Elle bénéficie des interventions financées par le Fonds central d'intervention d'urgence des Nations unies (CERF), et mises en œuvre par UNFPA pour répondre aux besoins en matière de violence sexiste et de santé reproductive. À travers ce projet, UNFPA pourra assurer les services de santé reproductive à 70 000 personnes et sensibiliser 600 000 autres dans les crises humanitaires en cours, indique le communiqué.

Des études menées par UNFPA ont démontré que les femmes et les filles déplacées se tournent vers le sexe de survie pour répondre à des besoins essentiels tels que les soins de santé et l'alimentation. C'est pourquoi l'UNFPA, en collaboration avec l'Unicef, Unocha, Save the Children et la Monusco, dirige un programme de prévention de l'exploitation et des abus sexuels à l'intention de tous les acteurs humanitaires en RDC, renseigne la source.
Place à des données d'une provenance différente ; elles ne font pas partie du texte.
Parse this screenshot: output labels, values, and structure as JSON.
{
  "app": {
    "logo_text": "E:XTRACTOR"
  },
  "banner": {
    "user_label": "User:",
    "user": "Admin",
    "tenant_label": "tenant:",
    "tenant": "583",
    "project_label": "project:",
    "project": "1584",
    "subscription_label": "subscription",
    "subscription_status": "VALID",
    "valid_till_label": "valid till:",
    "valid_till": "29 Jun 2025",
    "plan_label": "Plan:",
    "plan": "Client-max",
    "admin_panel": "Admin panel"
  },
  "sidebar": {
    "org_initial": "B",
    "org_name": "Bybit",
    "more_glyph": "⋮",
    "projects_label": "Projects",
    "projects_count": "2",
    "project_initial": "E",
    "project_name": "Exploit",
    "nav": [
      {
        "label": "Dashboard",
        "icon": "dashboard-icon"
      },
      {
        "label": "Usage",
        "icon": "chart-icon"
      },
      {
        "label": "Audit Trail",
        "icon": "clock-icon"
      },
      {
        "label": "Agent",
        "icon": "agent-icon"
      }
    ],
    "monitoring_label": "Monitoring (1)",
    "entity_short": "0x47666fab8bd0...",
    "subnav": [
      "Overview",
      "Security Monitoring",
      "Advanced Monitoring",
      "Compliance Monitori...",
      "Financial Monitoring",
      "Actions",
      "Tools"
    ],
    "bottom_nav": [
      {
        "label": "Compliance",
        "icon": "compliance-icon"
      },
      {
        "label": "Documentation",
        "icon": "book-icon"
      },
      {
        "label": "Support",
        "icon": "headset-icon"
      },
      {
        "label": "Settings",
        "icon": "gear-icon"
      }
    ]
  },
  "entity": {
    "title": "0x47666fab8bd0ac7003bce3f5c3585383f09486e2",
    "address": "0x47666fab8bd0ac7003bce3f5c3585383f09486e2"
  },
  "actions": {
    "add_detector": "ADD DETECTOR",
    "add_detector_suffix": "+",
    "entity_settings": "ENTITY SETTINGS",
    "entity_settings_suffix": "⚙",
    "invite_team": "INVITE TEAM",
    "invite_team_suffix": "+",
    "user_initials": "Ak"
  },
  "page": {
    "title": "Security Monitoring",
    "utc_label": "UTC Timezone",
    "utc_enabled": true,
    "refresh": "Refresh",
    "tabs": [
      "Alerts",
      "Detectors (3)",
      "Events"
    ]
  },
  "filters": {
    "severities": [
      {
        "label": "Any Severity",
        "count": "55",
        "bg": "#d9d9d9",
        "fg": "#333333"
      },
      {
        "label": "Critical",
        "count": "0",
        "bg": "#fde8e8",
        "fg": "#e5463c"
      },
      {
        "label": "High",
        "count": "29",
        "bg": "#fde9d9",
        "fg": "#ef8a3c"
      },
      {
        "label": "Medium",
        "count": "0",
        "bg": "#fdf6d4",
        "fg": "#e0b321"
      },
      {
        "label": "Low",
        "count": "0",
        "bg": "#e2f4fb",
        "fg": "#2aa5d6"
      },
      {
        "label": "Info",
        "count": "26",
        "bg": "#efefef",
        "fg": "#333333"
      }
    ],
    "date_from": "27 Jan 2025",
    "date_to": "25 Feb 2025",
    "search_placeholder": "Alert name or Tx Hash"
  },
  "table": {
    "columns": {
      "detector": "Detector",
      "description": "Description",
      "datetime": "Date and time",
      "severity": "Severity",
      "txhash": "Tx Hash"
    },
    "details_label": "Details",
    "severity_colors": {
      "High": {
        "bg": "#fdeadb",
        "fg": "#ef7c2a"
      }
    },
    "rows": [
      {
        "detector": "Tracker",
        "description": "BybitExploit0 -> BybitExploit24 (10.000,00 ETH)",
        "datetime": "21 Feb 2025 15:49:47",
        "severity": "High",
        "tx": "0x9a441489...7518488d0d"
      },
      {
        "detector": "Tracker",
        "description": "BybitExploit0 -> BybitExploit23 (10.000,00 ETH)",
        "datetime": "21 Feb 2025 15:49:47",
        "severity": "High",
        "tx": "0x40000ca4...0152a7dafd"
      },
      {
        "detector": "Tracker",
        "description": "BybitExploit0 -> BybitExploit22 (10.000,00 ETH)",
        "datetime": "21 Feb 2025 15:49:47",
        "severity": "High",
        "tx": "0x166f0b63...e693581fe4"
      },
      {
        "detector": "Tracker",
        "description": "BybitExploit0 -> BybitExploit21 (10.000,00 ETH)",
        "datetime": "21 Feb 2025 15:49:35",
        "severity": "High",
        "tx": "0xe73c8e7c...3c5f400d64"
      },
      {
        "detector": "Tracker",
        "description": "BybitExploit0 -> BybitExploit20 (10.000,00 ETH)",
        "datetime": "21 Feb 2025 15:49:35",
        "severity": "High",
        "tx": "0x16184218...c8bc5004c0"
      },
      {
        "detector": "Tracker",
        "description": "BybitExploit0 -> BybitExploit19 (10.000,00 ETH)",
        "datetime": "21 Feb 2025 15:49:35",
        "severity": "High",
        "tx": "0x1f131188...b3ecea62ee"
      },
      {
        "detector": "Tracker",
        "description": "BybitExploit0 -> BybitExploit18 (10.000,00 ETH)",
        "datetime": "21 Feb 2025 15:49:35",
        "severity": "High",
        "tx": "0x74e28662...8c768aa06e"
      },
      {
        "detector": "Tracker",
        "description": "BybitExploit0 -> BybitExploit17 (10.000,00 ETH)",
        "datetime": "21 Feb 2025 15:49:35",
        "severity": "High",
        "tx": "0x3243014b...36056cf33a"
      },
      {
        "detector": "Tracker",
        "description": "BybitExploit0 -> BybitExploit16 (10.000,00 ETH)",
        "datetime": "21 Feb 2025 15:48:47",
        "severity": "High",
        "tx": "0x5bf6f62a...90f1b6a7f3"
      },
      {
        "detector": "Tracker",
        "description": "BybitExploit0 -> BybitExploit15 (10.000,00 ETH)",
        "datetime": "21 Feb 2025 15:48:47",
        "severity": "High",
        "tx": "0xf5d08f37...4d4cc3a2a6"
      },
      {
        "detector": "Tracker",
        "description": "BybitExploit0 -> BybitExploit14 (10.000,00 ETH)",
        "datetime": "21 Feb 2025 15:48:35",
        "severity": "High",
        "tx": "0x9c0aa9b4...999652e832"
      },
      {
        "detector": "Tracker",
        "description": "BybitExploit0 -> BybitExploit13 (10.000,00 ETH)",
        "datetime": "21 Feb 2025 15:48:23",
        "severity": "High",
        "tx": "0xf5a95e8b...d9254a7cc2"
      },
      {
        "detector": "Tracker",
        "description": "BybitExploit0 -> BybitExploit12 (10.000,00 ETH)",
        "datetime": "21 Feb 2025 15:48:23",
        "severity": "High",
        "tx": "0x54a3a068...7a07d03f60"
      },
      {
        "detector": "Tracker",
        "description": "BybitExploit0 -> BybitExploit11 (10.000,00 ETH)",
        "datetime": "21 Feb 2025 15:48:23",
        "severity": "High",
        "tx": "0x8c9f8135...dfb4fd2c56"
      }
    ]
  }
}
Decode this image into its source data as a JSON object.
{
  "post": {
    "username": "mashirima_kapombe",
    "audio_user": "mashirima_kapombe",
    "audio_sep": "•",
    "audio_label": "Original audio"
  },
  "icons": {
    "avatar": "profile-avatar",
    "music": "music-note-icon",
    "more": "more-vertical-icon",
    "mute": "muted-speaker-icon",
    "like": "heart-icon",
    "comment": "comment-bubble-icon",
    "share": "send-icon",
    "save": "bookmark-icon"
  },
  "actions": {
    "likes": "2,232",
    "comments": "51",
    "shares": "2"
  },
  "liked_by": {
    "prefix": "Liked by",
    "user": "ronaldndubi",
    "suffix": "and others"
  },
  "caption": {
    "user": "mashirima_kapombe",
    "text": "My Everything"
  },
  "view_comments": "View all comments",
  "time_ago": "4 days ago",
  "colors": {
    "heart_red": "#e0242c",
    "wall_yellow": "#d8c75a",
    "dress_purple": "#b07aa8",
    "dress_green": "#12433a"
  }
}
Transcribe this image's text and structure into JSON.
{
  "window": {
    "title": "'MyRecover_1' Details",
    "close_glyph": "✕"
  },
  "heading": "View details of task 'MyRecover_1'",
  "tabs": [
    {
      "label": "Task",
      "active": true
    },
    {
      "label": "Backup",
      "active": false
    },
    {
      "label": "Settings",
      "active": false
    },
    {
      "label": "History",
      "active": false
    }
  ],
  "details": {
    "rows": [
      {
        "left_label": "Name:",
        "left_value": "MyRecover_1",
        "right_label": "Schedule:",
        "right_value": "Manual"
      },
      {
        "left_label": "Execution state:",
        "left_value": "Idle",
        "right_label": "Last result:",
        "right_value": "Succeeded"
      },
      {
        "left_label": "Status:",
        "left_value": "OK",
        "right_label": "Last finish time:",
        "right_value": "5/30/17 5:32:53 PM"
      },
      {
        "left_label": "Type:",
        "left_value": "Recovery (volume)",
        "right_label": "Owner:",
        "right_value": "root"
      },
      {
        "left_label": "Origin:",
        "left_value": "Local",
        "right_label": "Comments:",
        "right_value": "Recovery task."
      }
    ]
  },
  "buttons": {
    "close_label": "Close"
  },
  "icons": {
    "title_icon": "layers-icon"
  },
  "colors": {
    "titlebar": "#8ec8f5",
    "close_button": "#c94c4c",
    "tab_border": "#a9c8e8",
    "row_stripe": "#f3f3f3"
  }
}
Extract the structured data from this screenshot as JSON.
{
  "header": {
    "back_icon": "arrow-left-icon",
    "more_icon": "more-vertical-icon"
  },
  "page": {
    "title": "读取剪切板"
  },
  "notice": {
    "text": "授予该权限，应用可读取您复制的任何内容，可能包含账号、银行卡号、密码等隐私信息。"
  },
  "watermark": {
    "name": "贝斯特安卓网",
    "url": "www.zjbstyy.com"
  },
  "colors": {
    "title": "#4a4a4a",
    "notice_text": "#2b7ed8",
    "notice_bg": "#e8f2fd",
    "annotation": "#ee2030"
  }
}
Selon le bureau de la coordination des affaires humanitaires des Nations Unies, quelque 400 000 personnes ont dernièrement fui le conflit en Ituri, 200 000 dans le territoire de Masisi (Nord-Kivu), et 180 000 dans le territoire de Fizi (Sud-Kivu). S'agissant de l'épidémie d'Ebola, la source indique qu'elle constitue un défi supplémentaire pour la réponse humanitaire au Nord-Kivu. Moins de 30% des zones de santé touchées par cette épidémie sont couvertes par les services liés à la violence sexiste. Ces mêmes zones de santé font partie des secteurs prioritaires, selon l'échelle de gravité du sous-cluster VBG, le groupe de coordination des acteurs de la lutte contre les violences basées sur le genre présidé par l'UNFPA.

Ebola : un défi supplémentaire

Pour rappel, les acteurs de la lutte contre la violence sexiste ont pu apporter en 2018, une assistance médicale et psychosociale, un soutien juridique et une assistance socio-économique à 35 709 survivants de violences sexistes, en fonction de leurs besoins. Au cours du premier semestre de 2019, 17 099 survivants de VBG ont reçu un soutien. Ce qui représente une légère augmentation, mais avec des lacunes importantes dans les points chauds.

«J'appelle donc la communauté des donateurs d'activer les engagements pris lors de la récente conférence d'Oslo sur la fin de la violence sexuelle et sexiste en situation d'urgence, dans le monde y compris en RDC», a déclaré le Dr Hounton. Et d'ajouter : «Les acteurs de la lutte contre la violence sexiste ont besoin d'un soutien renouvelé pour garantir que la vie des femmes et des filles est sauvée et de rendre disponibles des soins axés sur la prise en charge des survivants au tout début d'une crise».

Pour le Dr Hounton, «les acteurs qui ne travaillent pas dans le domaine des VBG doivent s'engager davantage en vue d'atténuer les risques pour les femmes et les filles exposées à la violence en situation de crise. Nous devons prioriser maintenant les points chauds actuels pour sauver le maximum de vies de femmes congolaises». Constat : malgré l'intensification des opérations de sécurité menées par l'armée régulière avec le soutien de la Monusco, la violence armée et ethnique se poursuit dans de nombreuses localités du Sud-Kivu, de l'Ituri et du Nord-Kivu, entraînant des déplacements massifs et des violations des droits humains.

La violence basée sur le genre reste sous-déclarée et sous-financée en RDC. «Nous estimons que la communauté humanitaire a besoin de 91,7 millions USD, dont 44 millions de dollars pour le Nord-Kivu, le Sud-Kivu et l'Ituri, afin de protéger les femmes et les filles des risques de violences liées au genre et de prendre en charge au moins 37 500 victimes de violences en 2019. Mais, nous sommes loin d'atteindre cet objectif », a déclaré Noemi Dalmonte, coordinatrice du sous-cluster VBG. Le plan d'action humanitaire global en RDC est financé à seulement 26% et la violence sexiste dans le pays figure parmi les plus graves au monde.